В Аббенае не было яда: это был ничем не украшенный город, яркий, с светлыми и жесткими красками, с чистым воздухом. В нем было тихо. Он лежал перед человеком открыто, был виден весь, отчетливо, как рассыпанная соль.
Ничего не было скрыто.
Площади, низкие строения, неогороженные рабочие дворы кипели энергией и деятельностью. Проходя мимо них, Шевек все время ощущал, что кругом — люди; они гуляли, работали, разговаривали; он видел лица прохожих, слышал голоса, которые окликали, болтали, пели, видел людей, которые что-то делали, были чем-то заняты. Фасады мастерских и заводов выходили на площади или на открытые рабочие дворы, и двери их были открыты. Проходя мимо стекольного завода, он увидел, как рабочий зачерпнул громадным ковшом расплавленное стекло так же небрежно, как кухарка разливает суп. Рядом был двор, где делали пенокаменное литье для строительства; бригадир, крупная женщина в белом от пыли рабочем халате, громко командовала работой, великолепно подбирая выражения. За литейным двором шли: маленькая проволочная мастерская, районная прачечная, мастерская по изготовлению и ремонту музыкальных инструментов, районный распределитель мелкого ширпотреба, театр, черепичная фабрика. Было страшно интересно смотреть на работу, кипевшую всюду, большей частью на полном виду. Повсюду были дети, некоторые работали вместе со взрослыми, другие путались под ногами — лепили куличики некоторые затевали на улице игры, одна девочка сидела на крыше учебного центра, уткнув нос в книгу. Мастер, изготовлявший проволоку, украсил фасад мастерской веселым и затейливым узором из виноградных лоз, сделанным из раскрашенной проволоки. Из широко открытых дверей прачечной с необычайной силой вырвались клубы пара и обрывки разговора. Запертых дверей не было совсем, закрытых — немного. Ничто не маскировалось, ничто не старалось привлечь к себе внимание. Все — вся работа, вся жизнь города — было на виду, все было открыто взгляду и прикосновению. А по Вокзальной Улице время от времени, громко звеня в звонок, проносилась какая-то штука, вагон, битком набитый людьми; люди гроздьями висели и на наружных стойках; старухи от души ругались, когда вагон не замедлял хода на остановках, не давая им сойти; за вагоном отчаянно гнался маленький мальчик на самодельном трехколесном велосипеде; на перекрестках с проводов голубым дождем сыпались электрические искры — словно эта тихая напряженная жизненная энергия улиц время от времени накапливалась до как ого-то предела — и разряжалась, с треском, голубой вспышкой и запахом озона. Это были аббенайские омнибусы, и когда они проезжали мимо Шевека, ему хотелось кричать «Ура».
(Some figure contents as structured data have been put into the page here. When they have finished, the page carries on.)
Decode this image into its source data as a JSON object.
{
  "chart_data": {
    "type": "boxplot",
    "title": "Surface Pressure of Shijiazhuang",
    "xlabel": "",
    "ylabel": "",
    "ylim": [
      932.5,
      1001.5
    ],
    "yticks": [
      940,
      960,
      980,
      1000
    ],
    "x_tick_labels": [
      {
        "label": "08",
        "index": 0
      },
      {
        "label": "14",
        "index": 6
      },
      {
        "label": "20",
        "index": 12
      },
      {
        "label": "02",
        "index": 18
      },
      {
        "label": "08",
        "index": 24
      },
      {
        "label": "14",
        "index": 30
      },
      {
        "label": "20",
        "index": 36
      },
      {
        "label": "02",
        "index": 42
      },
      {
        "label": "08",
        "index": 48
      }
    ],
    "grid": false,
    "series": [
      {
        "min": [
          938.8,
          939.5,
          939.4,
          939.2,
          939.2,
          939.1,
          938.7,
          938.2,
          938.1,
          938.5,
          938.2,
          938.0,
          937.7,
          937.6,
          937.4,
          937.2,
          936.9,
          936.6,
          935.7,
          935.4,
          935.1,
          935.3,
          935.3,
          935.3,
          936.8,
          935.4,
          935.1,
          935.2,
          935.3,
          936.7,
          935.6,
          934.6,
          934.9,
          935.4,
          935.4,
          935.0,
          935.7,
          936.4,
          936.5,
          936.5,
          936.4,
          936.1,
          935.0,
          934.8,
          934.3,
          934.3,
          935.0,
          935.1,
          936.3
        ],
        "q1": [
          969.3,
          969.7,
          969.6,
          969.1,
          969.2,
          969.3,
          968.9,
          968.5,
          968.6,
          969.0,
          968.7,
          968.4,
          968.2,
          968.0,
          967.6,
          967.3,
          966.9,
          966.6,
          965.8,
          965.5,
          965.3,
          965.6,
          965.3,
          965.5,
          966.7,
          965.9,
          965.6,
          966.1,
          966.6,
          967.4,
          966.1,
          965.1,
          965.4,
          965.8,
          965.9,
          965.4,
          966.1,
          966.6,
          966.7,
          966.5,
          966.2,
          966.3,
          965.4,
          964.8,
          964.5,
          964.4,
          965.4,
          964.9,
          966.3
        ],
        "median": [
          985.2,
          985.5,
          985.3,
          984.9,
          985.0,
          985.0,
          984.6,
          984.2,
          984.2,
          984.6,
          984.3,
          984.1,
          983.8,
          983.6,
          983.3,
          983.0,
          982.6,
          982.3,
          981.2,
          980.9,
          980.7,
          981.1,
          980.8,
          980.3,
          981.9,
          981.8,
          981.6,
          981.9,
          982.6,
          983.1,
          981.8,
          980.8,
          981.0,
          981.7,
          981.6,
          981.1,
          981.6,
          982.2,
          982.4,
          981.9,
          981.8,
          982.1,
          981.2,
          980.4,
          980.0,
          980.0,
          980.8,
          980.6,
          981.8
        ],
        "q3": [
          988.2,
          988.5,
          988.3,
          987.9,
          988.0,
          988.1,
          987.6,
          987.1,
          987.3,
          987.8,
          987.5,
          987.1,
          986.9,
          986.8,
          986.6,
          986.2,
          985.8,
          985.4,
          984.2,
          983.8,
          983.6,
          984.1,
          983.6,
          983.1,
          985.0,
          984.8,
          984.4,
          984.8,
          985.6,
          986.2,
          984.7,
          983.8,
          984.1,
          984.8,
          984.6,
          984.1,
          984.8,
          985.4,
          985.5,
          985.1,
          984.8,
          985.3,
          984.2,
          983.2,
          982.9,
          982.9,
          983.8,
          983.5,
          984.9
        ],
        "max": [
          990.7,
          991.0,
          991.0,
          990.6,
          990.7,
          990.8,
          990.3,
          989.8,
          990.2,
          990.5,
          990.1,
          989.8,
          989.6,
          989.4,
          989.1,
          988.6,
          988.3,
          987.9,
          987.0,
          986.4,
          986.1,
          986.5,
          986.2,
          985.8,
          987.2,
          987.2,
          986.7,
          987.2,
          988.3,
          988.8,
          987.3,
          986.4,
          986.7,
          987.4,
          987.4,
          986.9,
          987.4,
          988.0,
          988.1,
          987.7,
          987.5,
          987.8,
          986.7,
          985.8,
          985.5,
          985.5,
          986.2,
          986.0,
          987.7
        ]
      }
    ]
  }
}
Вокзальная Улица заканчивалась большой, просторной площадью, где пять других улиц сходились как лучи, образуя парк треугольной формы, с травой и деревьями. Большинство парков на Анарресе представляло собой глиняные или песчаные детские площадки с небольшой купой кустарникового или древесного холума. Этот парк был совсем не такой. Шевек перешел мостовую, по которой не ходил транспорт, и вошел в парк; его потянуло туда потому, что он часто видел его на картинках, и потому, что ему хотелось увидеть инопланетные деревья, уррасские деревья, вблизи, ощутить зелень этого множества листьев. Солнце садилось, небо было широким и ясным, в зените оно потемнело и стало лиловым, сквозь разреженную атмосферу виднелась тьма космоса. Шевек вошел под деревья, настороженно, опасливо. Разве это не расточительно — такая густая листва? Древесный холум очень хорошо обходится шипами и хвоей, да и тех у него не больше, чем необходимо. Ведь наверно, вся эта непомерно обильная листва — просто-напросто излишество, экскремент? Такие деревья не могут обойтись без тучной почвы, их надо постоянно поливать, они требуют большой заботы и ухода. Эти деревья были слишком роскошны, они были бесполезны, и это вызывало его неодобрение. Он шел под ними, среди них. Ступать по инопланетной траве было мягко. Словно ступаешь по живой плоти. Он испуганно отскочил обратно на дорожку. Темные ветви деревьев, словно руки, простираясь над его головой, держа над ним множество широких зеленых ладоней. Он почувствовал благоговейный страх. Он знал, что получил благословение, хотя и не просил о нем.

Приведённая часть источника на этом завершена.